Artificial intelligence (AI) adoption in Australia is advancing rapidly, but the benefits in terms of economic value and productivity remain limited, underscoring a leadership challenge rather than a technological one.
According to recent research, 63 percent of Australian workers using AI report they are accomplishing tasks they could not perform a year ago. However, only 28 percent of these employees believe their organizations have a clearly defined AI strategy, indicating a disconnect between workforce capabilities and executive alignment. While many businesses track AI success through metrics such as the number of licenses issued, pilot projects launched, or hours saved, fewer assess impacts on employee engagement, product enhancement, customer outcomes, or broader business value.

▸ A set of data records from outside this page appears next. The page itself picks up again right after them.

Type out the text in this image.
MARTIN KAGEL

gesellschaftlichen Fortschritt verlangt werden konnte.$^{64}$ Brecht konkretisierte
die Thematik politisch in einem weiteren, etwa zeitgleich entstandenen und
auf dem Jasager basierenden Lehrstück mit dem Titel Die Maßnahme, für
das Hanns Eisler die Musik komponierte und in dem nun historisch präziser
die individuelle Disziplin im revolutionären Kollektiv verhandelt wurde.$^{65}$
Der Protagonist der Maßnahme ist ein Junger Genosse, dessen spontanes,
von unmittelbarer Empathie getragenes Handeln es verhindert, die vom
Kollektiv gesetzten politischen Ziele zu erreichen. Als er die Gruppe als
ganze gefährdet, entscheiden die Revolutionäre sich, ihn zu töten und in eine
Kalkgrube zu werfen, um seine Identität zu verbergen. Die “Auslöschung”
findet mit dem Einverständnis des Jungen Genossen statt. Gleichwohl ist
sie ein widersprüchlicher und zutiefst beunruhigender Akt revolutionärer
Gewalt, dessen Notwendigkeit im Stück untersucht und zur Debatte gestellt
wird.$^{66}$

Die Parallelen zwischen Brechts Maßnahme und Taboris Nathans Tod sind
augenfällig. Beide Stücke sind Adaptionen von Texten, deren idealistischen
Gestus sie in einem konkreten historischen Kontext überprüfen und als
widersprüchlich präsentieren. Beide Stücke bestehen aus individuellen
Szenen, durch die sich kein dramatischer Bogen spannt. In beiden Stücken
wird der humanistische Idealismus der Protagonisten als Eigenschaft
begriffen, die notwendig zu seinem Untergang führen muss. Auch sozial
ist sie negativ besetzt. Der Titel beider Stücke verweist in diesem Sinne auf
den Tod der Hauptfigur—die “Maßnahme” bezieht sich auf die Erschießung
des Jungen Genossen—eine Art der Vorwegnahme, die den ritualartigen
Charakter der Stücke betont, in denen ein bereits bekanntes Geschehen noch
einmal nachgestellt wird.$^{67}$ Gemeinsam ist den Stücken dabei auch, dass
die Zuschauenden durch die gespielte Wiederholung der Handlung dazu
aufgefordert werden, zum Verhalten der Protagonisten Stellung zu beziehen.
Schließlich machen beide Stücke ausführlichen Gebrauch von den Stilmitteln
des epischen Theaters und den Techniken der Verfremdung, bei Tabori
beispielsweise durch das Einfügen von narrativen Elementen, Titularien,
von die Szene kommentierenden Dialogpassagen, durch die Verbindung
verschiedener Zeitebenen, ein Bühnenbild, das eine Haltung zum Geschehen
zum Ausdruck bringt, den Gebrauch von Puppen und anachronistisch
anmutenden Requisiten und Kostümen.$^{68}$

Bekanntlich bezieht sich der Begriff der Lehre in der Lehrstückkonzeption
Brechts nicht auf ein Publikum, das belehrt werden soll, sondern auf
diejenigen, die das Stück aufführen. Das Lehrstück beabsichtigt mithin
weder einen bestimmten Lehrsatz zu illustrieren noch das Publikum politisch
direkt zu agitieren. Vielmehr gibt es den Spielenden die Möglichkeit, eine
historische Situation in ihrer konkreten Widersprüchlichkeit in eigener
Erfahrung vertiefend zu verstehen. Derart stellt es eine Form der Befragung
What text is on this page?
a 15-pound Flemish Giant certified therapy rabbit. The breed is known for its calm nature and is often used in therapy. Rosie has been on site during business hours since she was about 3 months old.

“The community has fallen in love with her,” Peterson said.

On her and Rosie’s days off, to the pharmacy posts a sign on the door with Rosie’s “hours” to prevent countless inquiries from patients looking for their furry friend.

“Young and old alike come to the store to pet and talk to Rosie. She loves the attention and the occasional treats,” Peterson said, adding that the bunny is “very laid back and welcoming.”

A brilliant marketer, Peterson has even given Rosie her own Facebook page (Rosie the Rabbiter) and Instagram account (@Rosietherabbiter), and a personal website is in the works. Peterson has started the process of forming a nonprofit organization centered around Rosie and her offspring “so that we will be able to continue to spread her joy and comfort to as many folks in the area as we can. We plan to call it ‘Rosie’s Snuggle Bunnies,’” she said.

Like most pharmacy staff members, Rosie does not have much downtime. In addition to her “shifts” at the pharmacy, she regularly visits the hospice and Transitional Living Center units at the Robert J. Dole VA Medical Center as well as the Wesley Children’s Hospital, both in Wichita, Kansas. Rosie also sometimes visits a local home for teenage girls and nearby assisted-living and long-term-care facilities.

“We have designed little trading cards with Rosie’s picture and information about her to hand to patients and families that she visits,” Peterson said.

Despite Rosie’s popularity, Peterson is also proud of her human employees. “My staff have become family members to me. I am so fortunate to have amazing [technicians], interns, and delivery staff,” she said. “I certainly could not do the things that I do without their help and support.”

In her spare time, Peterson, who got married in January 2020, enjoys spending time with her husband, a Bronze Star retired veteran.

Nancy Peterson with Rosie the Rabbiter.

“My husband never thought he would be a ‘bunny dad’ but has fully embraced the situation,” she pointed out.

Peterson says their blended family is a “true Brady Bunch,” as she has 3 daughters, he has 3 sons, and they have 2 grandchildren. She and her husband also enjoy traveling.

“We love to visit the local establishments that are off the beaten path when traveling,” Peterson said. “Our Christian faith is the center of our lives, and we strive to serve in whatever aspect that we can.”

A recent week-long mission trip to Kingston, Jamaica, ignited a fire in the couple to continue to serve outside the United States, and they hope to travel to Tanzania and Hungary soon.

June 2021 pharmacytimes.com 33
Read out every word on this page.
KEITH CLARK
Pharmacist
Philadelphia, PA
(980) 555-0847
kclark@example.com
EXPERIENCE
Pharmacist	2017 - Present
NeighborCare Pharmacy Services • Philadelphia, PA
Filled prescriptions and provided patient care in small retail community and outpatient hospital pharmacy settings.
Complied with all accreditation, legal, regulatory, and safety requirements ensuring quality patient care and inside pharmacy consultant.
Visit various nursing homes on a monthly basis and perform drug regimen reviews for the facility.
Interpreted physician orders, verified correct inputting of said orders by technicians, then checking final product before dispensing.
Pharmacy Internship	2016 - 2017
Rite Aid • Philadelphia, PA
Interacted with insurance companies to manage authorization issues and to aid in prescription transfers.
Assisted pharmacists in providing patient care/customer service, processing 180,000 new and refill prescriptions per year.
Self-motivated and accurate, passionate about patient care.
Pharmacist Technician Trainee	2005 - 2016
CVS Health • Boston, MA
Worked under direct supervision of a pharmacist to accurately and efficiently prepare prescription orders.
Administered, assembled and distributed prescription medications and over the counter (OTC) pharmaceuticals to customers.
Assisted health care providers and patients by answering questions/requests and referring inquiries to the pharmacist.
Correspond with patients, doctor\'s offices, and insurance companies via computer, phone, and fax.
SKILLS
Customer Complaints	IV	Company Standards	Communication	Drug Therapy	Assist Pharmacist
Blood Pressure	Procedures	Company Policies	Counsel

This gap is significant, as Australia faces modest economic growth and stagnant productivity. The economy’s gross domestic product (GDP) rose 2.1 percent over the past year, while productivity increased by only 0.3 percent, a rate considered insufficient to drive wage growth or improvements in living standards. AI has the potential to address this productivity shortfall. Projections from EY-Parthenon indicate AI could contribute up to A$116 billion to the Australian economy by 2036, support 44,000 additional full-time jobs, and boost GDP by 3.2 percent.
Realizing these gains, however, requires more than deploying AI technology. Success depends on investment in organizational capital—including processes, business models, and skills—that integrates AI into how work is fundamentally done. Leading businesses are extending AI use beyond customer service and software development into finance, risk management, and operational functions. Teams are redesigning workflows so that AI supports decision-making and customer interactions as an embedded component rather than an overlay.
Experts emphasize the need for adaptive leadership focused on clear purposes and measurable outcomes amid the rapid evolution of AI capabilities. Traditional transformation methods, which rely on fixed end goals and detailed roadmaps, may prove inadequate. Instead, organizations should cultivate a continuous learning cycle, where leaders establish direction, monitor results, and adjust investments and tools in response to emerging evidence.
Integral to this approach is fostering trust through robust security measures, data protection, and human oversight embedded in workflows. Clear guidelines help employees understand when to act rapidly and when to exercise caution, building confidence in AI technologies.
A growing trend among leading organizations is the creation of accountability roles often referred to as AI value engineers. These professionals manage the entire AI value chain—from baseline assessment to workflow redesign, testing, and scaling—while coordinating across business, finance, technology, risk, and workforce domains. They track costs and returns, gather feedback from staff and customers, and guide future investment decisions.
Current challenges arise from fragmented ownership, where technology teams manage platforms, operations oversee processes, and finance controls business cases, resulting in diffuse responsibility for outcomes and limited impact realization.
Ultimately, enhanced productivity enabled by AI could deliver broader societal benefits, supporting higher wages, funding new products, and enabling government services such as healthcare and education to improve.
Australia benefits from a skilled workforce, strong research capabilities, and a genuine willingness to adopt AI, providing a solid foundation. The key task remains translating widespread experimentation into sustainable value to ensure AI delivers on its transformative promise.